New Site Aids Evaluation Process to Increase Impact
March 7, 2012, 2:36 pm
Charities that want to evaluate how well they’re carrying out their missions have a new tool at their disposal.
PerformWell, a Web site more than two years in the making, is designed to help social-service groups collect and analyze real-time data to help them improve programs and measure their impact. The site provides a detailed introduction to performance management and offers performance indicators, questionnaires, and other tools charities can use in their measurement efforts.

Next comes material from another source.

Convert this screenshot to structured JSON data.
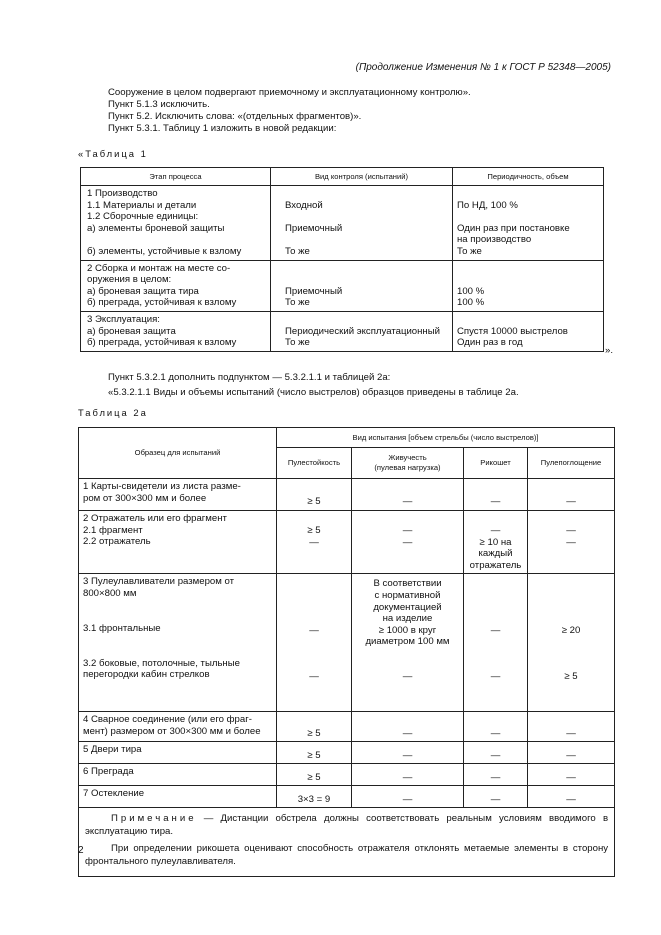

The site is a project of Child Trends, a nonprofit research organization; Social Solutions, a company that provides assessment software; and the Urban Institute’s Center on Nonprofits and Philanthropy
“When you think about the people who are providing programs for children, families, adults, they get up in the morning to help people,” says Kristin Anderson Moore, a senior scholar at Child Trends. “They do not get up in the morning to do data collection.”
Making Tools Available
The site aims to make the management of performance evaluation easier by employing useful tools, in many cases developed by scholars, that until now have not been easily available.
Research on mentoring programs, for example, has found that a factor important to overall results is that young people feel they have a good relationship with their mentors. PerformWell offers questionnaires that can be used to assess the quality of such relationships.
“It’s about driving people to the tools that they can put in practice,” says Stephen Butz, chief executive of Social Solutions.
While the most important reason for charities to focus on performance management is to improve programs, organizations are also under increasing pressure from foundations, donors, and government agencies to document their outcomes, says Mary K. Winkler, senior research associate at the Center for Nonprofits and Philanthropy.
“People want to weed out who are the high performers and who are not,” says Ms. Winkler. “Those groups that cannot produce information that’s credible may not survive five to 10 years from now.”